Under that kind of situation, assuming that everything works out perfectly, after the first pass you'll have some random non-negative number of hypotheses that were collected from fishing that you're going to test again. And those tests will also have a 5% type I error rate, so the fishing expedition will still have a problem with multiple comparisons. Your cumulative risk of a type I error will be mitigated, but not reduced to the traditional 5% (or whatever alpha you were shooting for).
Meanwhile, your risk of a type II error will have been increased considerably: You're replacing one test of a relatively high statistical power with two tests of relatively lower power, and set up a situation where a type II error in either of them yields a type II error in the overall test.
Not saying that there's no value to approaching things that way, but it's not the free lunch you're suggesting it is.
If you're performing statistical inference on sample sizes of 12 you can't then be surprised by a lack of predictability.
And I'm pretty confident the majority of experiments are using sample sizes larger than 12.
It definitely varies by field, testing 3 doses and a negative control with 3x replication would be a pretty good experiment for testing a drug in mice.

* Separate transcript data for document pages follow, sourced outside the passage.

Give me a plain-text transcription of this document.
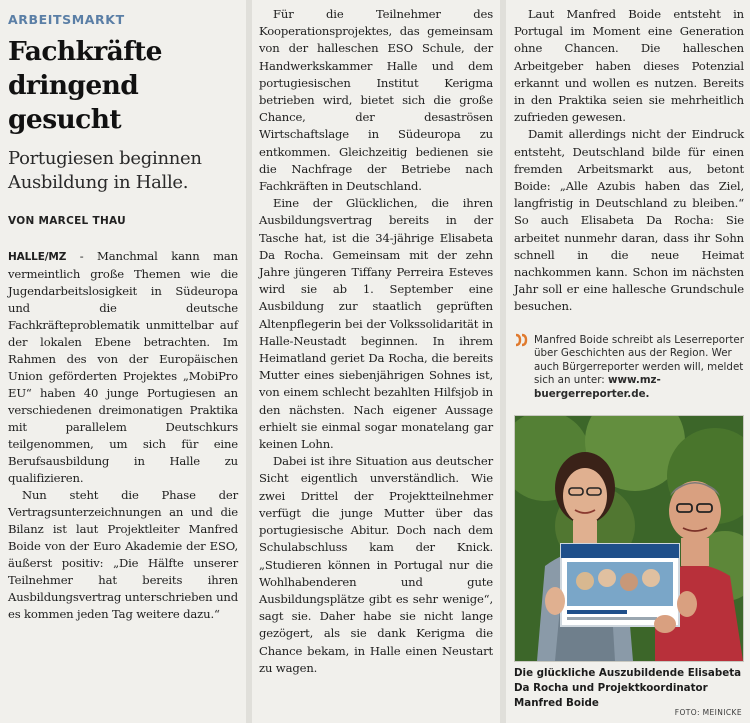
ARBEITSMARKT
Fachkräfte dringend gesucht
Portugiesen beginnen Ausbildung in Halle.
VON MARCEL THAU

HALLE/MZ - Manchmal kann man vermeintlich große Themen wie die Jugendarbeitslosigkeit in Südeuropa und die deutsche Fachkräfteproblematik unmittelbar auf der lokalen Ebene betrachten. Im Rahmen des von der Europäischen Union geförderten Projektes „MobiPro EU“ haben 40 junge Portugiesen an verschiedenen dreimonatigen Praktika mit parallelem Deutschkurs teilgenommen, um sich für eine Berufsausbildung in Halle zu qualifizieren.

Nun steht die Phase der Vertragsunterzeichnungen an und die Bilanz ist laut Projektleiter Manfred Boide von der Euro Akademie der ESO, äußerst positiv: „Die Hälfte unserer Teilnehmer hat bereits ihren Ausbildungsvertrag unterschrieben und es kommen jeden Tag weitere dazu.“

Für die Teilnehmer des Kooperationsprojektes, das gemeinsam von der halleschen ESO Schule, der Handwerkskammer Halle und dem portugiesischen Institut Kerigma betrieben wird, bietet sich die große Chance, der desaströsen Wirtschaftslage in Südeuropa zu entkommen. Gleichzeitig bedienen sie die Nachfrage der Betriebe nach Fachkräften in Deutschland.

Eine der Glücklichen, die ihren Ausbildungsvertrag bereits in der Tasche hat, ist die 34-jährige Elisabeta Da Rocha. Gemeinsam mit der zehn Jahre jüngeren Tiffany Perreira Esteves wird sie ab 1. September eine Ausbildung zur staatlich geprüften Altenpflegerin bei der Volkssolidarität in Halle-Neustadt beginnen. In ihrem Heimatland geriet Da Rocha, die bereits Mutter eines siebenjährigen Sohnes ist, von einem schlecht bezahlten Hilfsjob in den nächsten. Nach eigener Aussage erhielt sie einmal sogar monatelang gar keinen Lohn.

Dabei ist ihre Situation aus deutscher Sicht eigentlich unverständlich. Wie zwei Drittel der Projektteilnehmer verfügt die junge Mutter über das portugiesische Abitur. Doch nach dem Schulabschluss kam der Knick. „Studieren können in Portugal nur die Wohlhabenderen und gute Ausbildungsplätze gibt es sehr wenige“, sagt sie. Daher habe sie nicht lange gezögert, als sie dank Kerigma die Chance bekam, in Halle einen Neustart zu wagen.

Laut Manfred Boide entsteht in Portugal im Moment eine Generation ohne Chancen. Die halleschen Arbeitgeber haben dieses Potenzial erkannt und wollen es nutzen. Bereits in den Praktika seien sie mehrheitlich zufrieden gewesen.

Damit allerdings nicht der Eindruck entsteht, Deutschland bilde für einen fremden Arbeitsmarkt aus, betont Boide: „Alle Azubis haben das Ziel, langfristig in Deutschland zu bleiben.“ So auch Elisabeta Da Rocha: Sie arbeitet nunmehr daran, dass ihr Sohn schnell in die neue Heimat nachkommen kann. Schon im nächsten Jahr soll er eine hallesche Grundschule besuchen.

Manfred Boide schreibt als Leserreporter über Geschichten aus der Region. Wer auch Bürgerreporter werden will, meldet sich an unter: www.mz-buergerreporter.de.
Die glückliche Auszubildende Elisabeta Da Rocha und Projektkoordinator Manfred Boide
FOTO: MEINICKE
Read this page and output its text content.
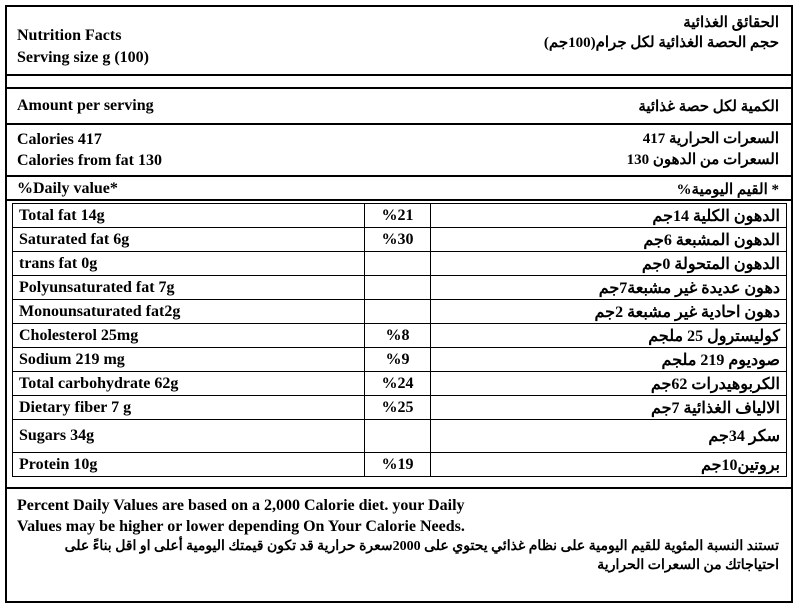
Nutrition Facts
Serving size g (100)
الحقائق الغذائية
حجم الحصة الغذائية لكل جرام(100جم)
Amount per serving	الكمية لكل حصة غذائية
Calories 417
Calories from fat 130
السعرات الحرارية 417
السعرات من الدهون 130
%Daily value*	* القيم اليومية%
Total fat 14g	%21	الدهون الكلية 14جم
Saturated fat 6g	%30	الدهون المشبعة 6جم
trans fat 0g		الدهون المتحولة 0جم
Polyunsaturated fat 7g		دهون عديدة غير مشبعة7جم
Monounsaturated fat2g		دهون احادية غير مشبعة 2جم
Cholesterol 25mg	%8	كوليسترول 25 ملجم
Sodium 219 mg	%9	صوديوم 219 ملجم
Total carbohydrate 62g	%24	الكربوهيدرات 62جم
Dietary fiber 7 g	%25	الالياف الغذائية 7جم
Sugars 34g		سكر 34جم
Protein 10g	%19	بروتين10جم
Percent Daily Values are based on a 2,000 Calorie diet. your Daily
Values may be higher or lower depending On Your Calorie Needs.
تستند النسبة المئوية للقيم اليومية على نظام غذائي يحتوي على 2000سعرة حرارية قد تكون قيمتك اليومية أعلى او اقل بناءً على احتياجاتك من السعرات الحرارية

It's plenty of data for identifying a drug that actually works, as long as your statistical tools aren't designed with expectation of thousands of samples.
A 12-point dataset is not desirable _per se_, but sometimes it's all one has - as is the case, for example in health-related research.
You do that test on the second subset, and then you discard every theory that doesn't pass both the 1600 set and the 400 set.
So you end up with the predictions that pass all the data in your original 2000 samples.
Is it really any better at generalizing to new data? If so, can you just evaluate your theories on the unpartitioned data by doing randomized subset testing after-the-fact?